It seems strange, but it is true: you can approximate \(\pi\) by throwing needles on the floor.
Back in 1733 a French guy named Georges-Louis Leclerc, Comte de Buffon (i.e., "Count Buffon") posed a simple question: If you throw a needle down on a wood plank floor, what is the probability that the needle will cross a line between planks?
It turns out that the probability, if the needle is the same length as the width of the planks, is \(P=2/\pi\approx 0.63662\). That means that if you throw said needle 100 times on the floor, you'd expect about 64 of them to be across a line; throwing 50 needles, like in the animation above, should give about 32 crossings.
This gives a way of approximating \(\pi\): since \(\pi=2/P\), throw a needle \(n\) times on the floor and count the number of crossings \(c\). This means that \(P\approx c/n\), and so \[\pi = 2/P \approx 2/(c/n)= 2n/c.\]

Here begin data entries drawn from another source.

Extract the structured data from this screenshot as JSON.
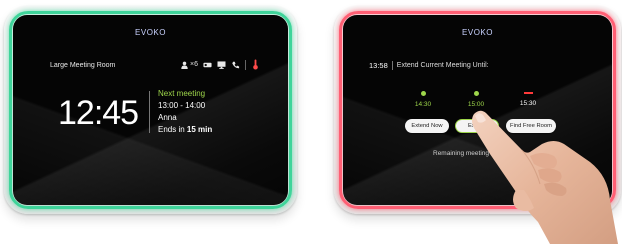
{
  "left_panel": {
    "brand": "EVOKO",
    "room_name": "Large Meeting Room",
    "capacity": "×6",
    "clock": "12:45",
    "next_meeting": {
      "title": "Next meeting",
      "time": "13:00 - 14:00",
      "organizer": "Anna",
      "ends_prefix": "Ends in ",
      "ends_value": "15 min"
    },
    "ring_color": "#3fd49a"
  },
  "right_panel": {
    "brand": "EVOKO",
    "clock": "13:58",
    "header_title": "Extend Current Meeting Until:",
    "slots": [
      {
        "time": "14:30",
        "status": "available"
      },
      {
        "time": "15:00",
        "status": "available"
      },
      {
        "time": "15:30",
        "status": "busy"
      }
    ],
    "buttons": [
      "Extend Now",
      "Extend",
      "Find Free Room"
    ],
    "remaining_text": "Remaining meeting ti",
    "ring_color": "#ff5f74"
  },
  "colors": {
    "available": "#9ed64b",
    "busy": "#ff3a3a"
  }
}
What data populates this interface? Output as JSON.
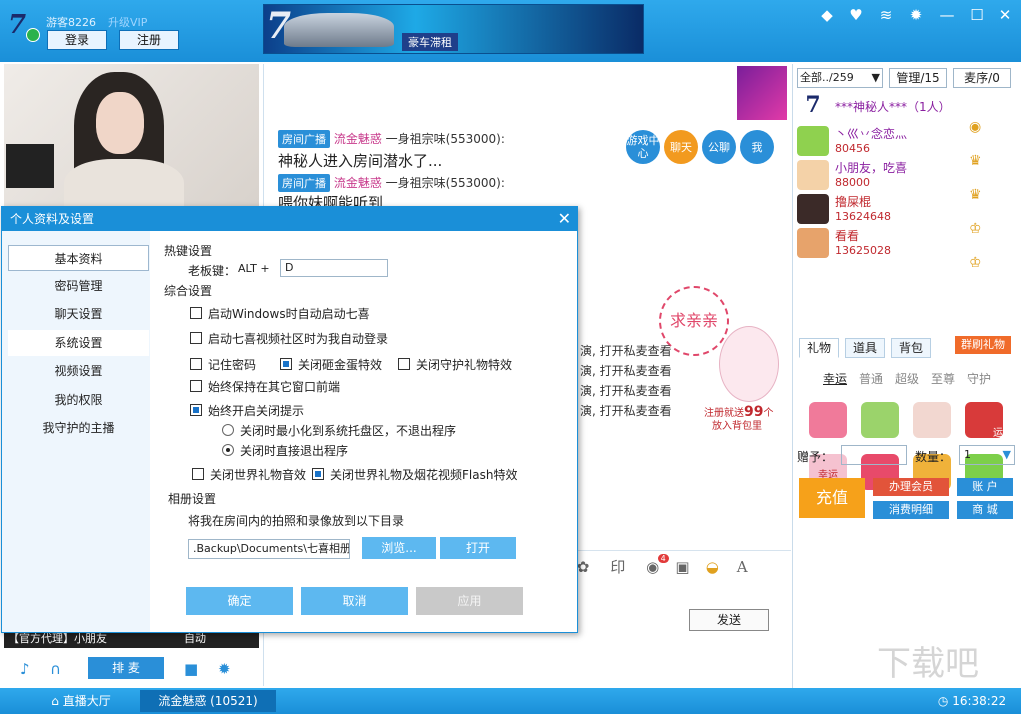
{
  "topbar": {
    "guest_name": "游客8226",
    "upgrade_vip": "升级VIP",
    "login": "登录",
    "register": "注册",
    "banner_text": "豪车滞租",
    "window_icons": [
      "skin-icon",
      "heart-icon",
      "wifi-icon",
      "gear-icon",
      "minimize-icon",
      "maximize-icon",
      "close-icon"
    ]
  },
  "chat": {
    "messages": [
      {
        "badge": "房间广播",
        "from": "流金魅惑",
        "text": "一身祖宗味(553000):"
      },
      {
        "line": "神秘人进入房间潜水了..."
      },
      {
        "badge": "房间广播",
        "from": "流金魅惑",
        "text": "一身祖宗味(553000):"
      },
      {
        "line": "喂你妹啊能听到"
      }
    ],
    "side_lines": [
      "演, 打开私麦查看",
      "演, 打开私麦查看",
      "演, 打开私麦查看",
      "演, 打开私麦查看"
    ],
    "round_buttons": [
      {
        "label": "游戏中心",
        "color": "#2a8fd8"
      },
      {
        "label": "聊天",
        "color": "#f29a1f"
      },
      {
        "label": "公聊",
        "color": "#2a8fd8"
      },
      {
        "label": "我",
        "color": "#2a8fd8"
      }
    ],
    "promo_kiss": "求亲亲",
    "promo_reg": "注册就送",
    "promo_num": "99",
    "promo_unit": "个",
    "promo_bag": "放入背包里",
    "send": "发送",
    "toolbar_badge": "4"
  },
  "right": {
    "all_count": "全部../259",
    "manage": "管理/15",
    "mic_order": "麦序/0",
    "users": [
      {
        "name": "***神秘人***（1人）",
        "id": ""
      },
      {
        "name": "丶巛丷念恋灬",
        "id": "80456"
      },
      {
        "name": "小朋友，吃喜",
        "id": "88000"
      },
      {
        "name": "撸屎棍",
        "id": "13624648"
      },
      {
        "name": "看看",
        "id": "13625028"
      }
    ],
    "tabs": [
      "礼物",
      "道具",
      "背包"
    ],
    "brush_gift": "群刷礼物",
    "subtabs": [
      "幸运",
      "普通",
      "超级",
      "至尊",
      "守护"
    ],
    "gift_labels": [
      "运",
      "幸运"
    ],
    "give_to": "赠予：",
    "quantity": "数量：",
    "qty_value": "1",
    "recharge": "充值",
    "member": "办理会员",
    "account": "账 户",
    "consume": "消费明细",
    "mall": "商 城"
  },
  "video": {
    "ticker": "【官方代理】小朋友　　　　　　　自动"
  },
  "controls": {
    "queue_mic": "排 麦"
  },
  "bottom": {
    "lobby": "直播大厅",
    "room": "流金魅惑 (10521)",
    "clock": "16:38:22",
    "watermark": "下载吧"
  },
  "dialog": {
    "title": "个人资料及设置",
    "nav": [
      "基本资料",
      "密码管理",
      "聊天设置",
      "系统设置",
      "视频设置",
      "我的权限",
      "我守护的主播"
    ],
    "hotkey_title": "热键设置",
    "boss_key_label": "老板键：",
    "boss_key_mod": "ALT +",
    "boss_key_value": "D",
    "general_title": "综合设置",
    "opt_autostart": "启动Windows时自动启动七喜",
    "opt_autologin": "启动七喜视频社区时为我自动登录",
    "opt_remember": "记住密码",
    "opt_egg": "关闭砸金蛋特效",
    "opt_guard": "关闭守护礼物特效",
    "opt_ontop": "始终保持在其它窗口前端",
    "opt_closeprompt": "始终开启关闭提示",
    "radio_tray": "关闭时最小化到系统托盘区，不退出程序",
    "radio_exit": "关闭时直接退出程序",
    "opt_worldsound": "关闭世界礼物音效",
    "opt_worldflash": "关闭世界礼物及烟花视频Flash特效",
    "album_title": "相册设置",
    "album_desc": "将我在房间内的拍照和录像放到以下目录",
    "album_path": ".Backup\\Documents\\七喜相册",
    "browse": "浏览...",
    "open": "打开",
    "ok": "确定",
    "cancel": "取消",
    "apply": "应用"
  }
}
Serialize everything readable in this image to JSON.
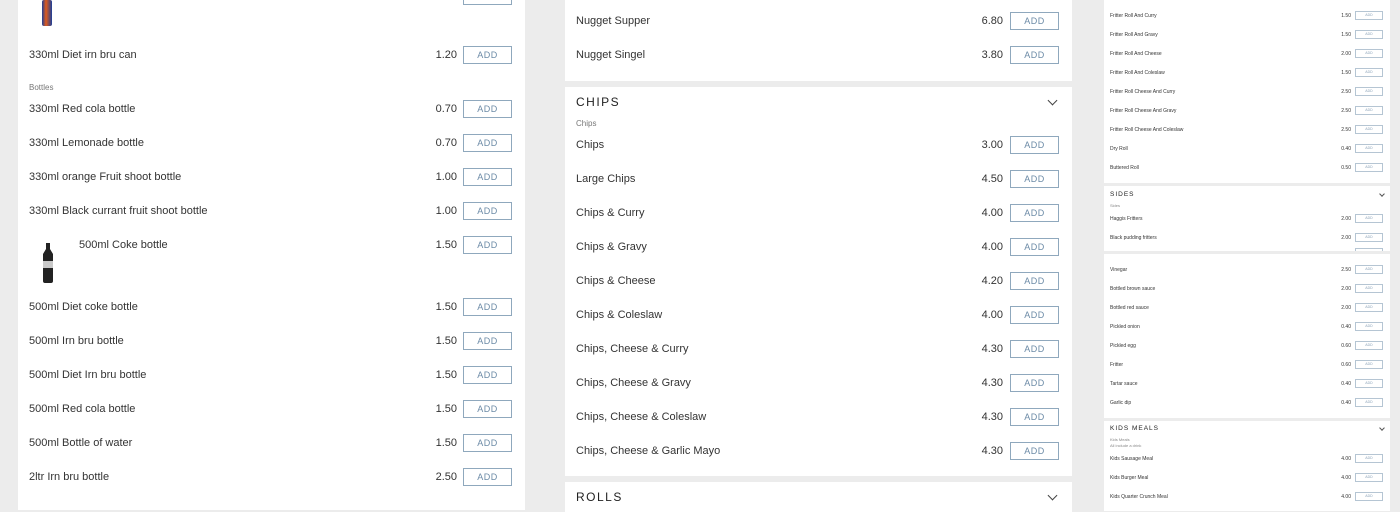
{
  "add_label": "ADD",
  "col1": {
    "items_top": [
      {
        "name": "330ml Diet irn bru can",
        "price": "1.20"
      }
    ],
    "bottles_sub": "Bottles",
    "bottles": [
      {
        "name": "330ml Red cola bottle",
        "price": "0.70"
      },
      {
        "name": "330ml Lemonade bottle",
        "price": "0.70"
      },
      {
        "name": "330ml orange Fruit shoot bottle",
        "price": "1.00"
      },
      {
        "name": "330ml Black currant fruit shoot bottle",
        "price": "1.00"
      },
      {
        "name": "500ml Coke bottle",
        "price": "1.50"
      },
      {
        "name": "500ml Diet coke bottle",
        "price": "1.50"
      },
      {
        "name": "500ml Irn bru bottle",
        "price": "1.50"
      },
      {
        "name": "500ml Diet Irn bru bottle",
        "price": "1.50"
      },
      {
        "name": "500ml Red cola bottle",
        "price": "1.50"
      },
      {
        "name": "500ml Bottle of water",
        "price": "1.50"
      },
      {
        "name": "2ltr Irn bru bottle",
        "price": "2.50"
      }
    ]
  },
  "col2": {
    "items_top": [
      {
        "name": "Nugget Supper",
        "price": "6.80"
      },
      {
        "name": "Nugget Singel",
        "price": "3.80"
      }
    ],
    "chips_title": "CHIPS",
    "chips_sub": "Chips",
    "chips": [
      {
        "name": "Chips",
        "price": "3.00"
      },
      {
        "name": "Large Chips",
        "price": "4.50"
      },
      {
        "name": "Chips & Curry",
        "price": "4.00"
      },
      {
        "name": "Chips & Gravy",
        "price": "4.00"
      },
      {
        "name": "Chips & Cheese",
        "price": "4.20"
      },
      {
        "name": "Chips & Coleslaw",
        "price": "4.00"
      },
      {
        "name": "Chips, Cheese & Curry",
        "price": "4.30"
      },
      {
        "name": "Chips, Cheese & Gravy",
        "price": "4.30"
      },
      {
        "name": "Chips, Cheese & Coleslaw",
        "price": "4.30"
      },
      {
        "name": "Chips, Cheese & Garlic Mayo",
        "price": "4.30"
      }
    ],
    "rolls_title": "ROLLS"
  },
  "col3": {
    "rolls": [
      {
        "name": "Fritter Roll And Curry",
        "price": "1.50"
      },
      {
        "name": "Fritter Roll And Gravy",
        "price": "1.50"
      },
      {
        "name": "Fritter Roll And Cheese",
        "price": "2.00"
      },
      {
        "name": "Fritter Roll And Coleslaw",
        "price": "1.50"
      },
      {
        "name": "Fritter Roll Cheese And Curry",
        "price": "2.50"
      },
      {
        "name": "Fritter Roll Cheese And Gravy",
        "price": "2.50"
      },
      {
        "name": "Fritter Roll Cheese And Coleslaw",
        "price": "2.50"
      },
      {
        "name": "Dry Roll",
        "price": "0.40"
      },
      {
        "name": "Buttered Roll",
        "price": "0.50"
      }
    ],
    "sides_title": "SIDES",
    "sides_sub": "Sides",
    "sides": [
      {
        "name": "Haggis Fritters",
        "price": "2.00"
      },
      {
        "name": "Black pudding fritters",
        "price": "2.00"
      }
    ],
    "extras": [
      {
        "name": "Vinegar",
        "price": "2.50"
      },
      {
        "name": "Bottled brown sauce",
        "price": "2.00"
      },
      {
        "name": "Bottled red sauce",
        "price": "2.00"
      },
      {
        "name": "Pickled onion",
        "price": "0.40"
      },
      {
        "name": "Pickled egg",
        "price": "0.60"
      },
      {
        "name": "Fritter",
        "price": "0.60"
      },
      {
        "name": "Tartar sauce",
        "price": "0.40"
      },
      {
        "name": "Garlic dip",
        "price": "0.40"
      }
    ],
    "kids_title": "KIDS MEALS",
    "kids_sub": "Kids Meals",
    "kids_sub2": "All include a drink",
    "kids": [
      {
        "name": "Kids Sausage Meal",
        "price": "4.00"
      },
      {
        "name": "Kids Burger Meal",
        "price": "4.00"
      },
      {
        "name": "Kids Quarter Crunch Meal",
        "price": "4.00"
      }
    ]
  }
}
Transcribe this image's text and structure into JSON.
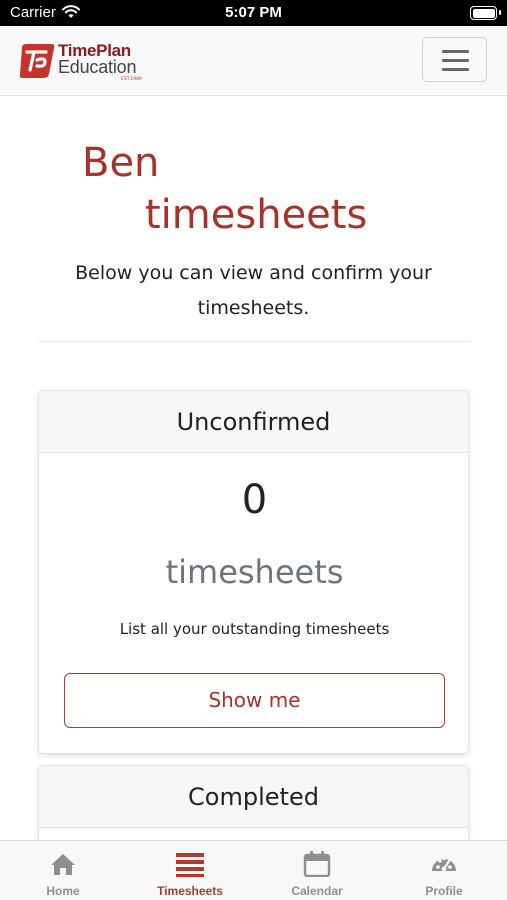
{
  "status_bar": {
    "carrier": "Carrier",
    "time": "5:07 PM"
  },
  "navbar": {
    "logo_line1": "TimePlan",
    "logo_line2": "Education",
    "logo_est": "EST.1989",
    "menu_icon": "hamburger-icon"
  },
  "header": {
    "name": "Ben",
    "title": "timesheets",
    "intro": "Below you can view and confirm your timesheets."
  },
  "cards": [
    {
      "header": "Unconfirmed",
      "count": "0",
      "unit": "timesheets",
      "description": "List all your outstanding timesheets",
      "button": "Show me"
    },
    {
      "header": "Completed"
    }
  ],
  "tabbar": {
    "active": "Timesheets",
    "active_color": "#b03a2e",
    "inactive_color": "#8e8e8e",
    "tabs": [
      {
        "label": "Home",
        "icon": "home-icon"
      },
      {
        "label": "Timesheets",
        "icon": "list-icon"
      },
      {
        "label": "Calendar",
        "icon": "calendar-icon"
      },
      {
        "label": "Profile",
        "icon": "dashboard-icon"
      }
    ]
  },
  "colors": {
    "accent": "#a8322a",
    "muted": "#6c757d"
  }
}
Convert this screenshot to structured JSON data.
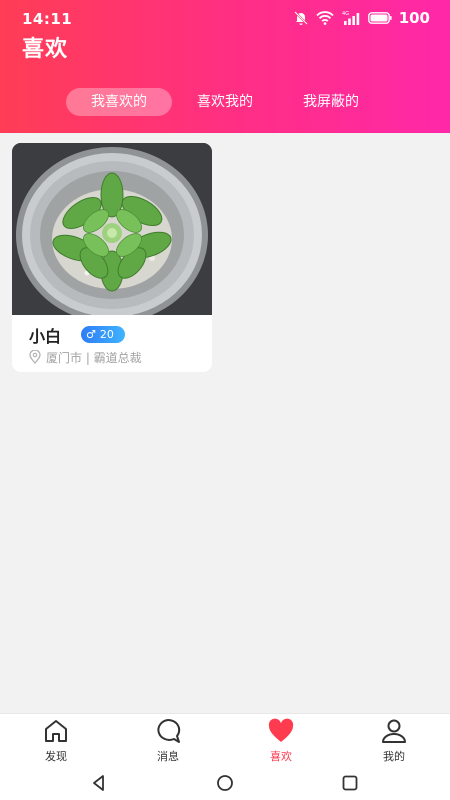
{
  "status_bar": {
    "time": "14:11",
    "network": "4G",
    "battery": "100"
  },
  "header": {
    "title": "喜欢"
  },
  "tabs": [
    {
      "label": "我喜欢的",
      "active": true
    },
    {
      "label": "喜欢我的",
      "active": false
    },
    {
      "label": "我屏蔽的",
      "active": false
    }
  ],
  "cards": [
    {
      "name": "小白",
      "gender_icon": "male-symbol",
      "gender_symbol": "♂",
      "age": "20",
      "location": "厦门市 | 霸道总裁"
    }
  ],
  "bottom_nav": [
    {
      "label": "发现",
      "icon": "home-icon",
      "active": false
    },
    {
      "label": "消息",
      "icon": "chat-bubble-icon",
      "active": false
    },
    {
      "label": "喜欢",
      "icon": "heart-icon",
      "active": true
    },
    {
      "label": "我的",
      "icon": "person-icon",
      "active": false
    }
  ],
  "colors": {
    "header_gradient_start": "#ff3d55",
    "header_gradient_end": "#ff28a8",
    "active_accent": "#ff3b4f",
    "badge_blue": "#2f7cf6"
  }
}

In the above gif, we find \(\pi \approx 2\cdot 50/32 =3.125.\) That is the best approximation we can arrive at with only 50 tosses. Makes you wonder if we rigged the animation. (We did, sort of. The needle tosses were done at random with Mathematica; we lucked out that we got 32 crossings when we were ready to make a .gif and chose to not change it.) Speaking of "rigging it," there is an interesting story in this, starting with the following generalization:
If the needle has length \(\ell\) and the width of the planks is \(d\), then \(P = 2\ell/(\pi d)\) (where \(\ell\leq d\)). Turning this into an approximation for \(\pi\) with \(n\) tosses and \(c\) crosses, we have \[\pi \approx 2\ell n/(c d).\]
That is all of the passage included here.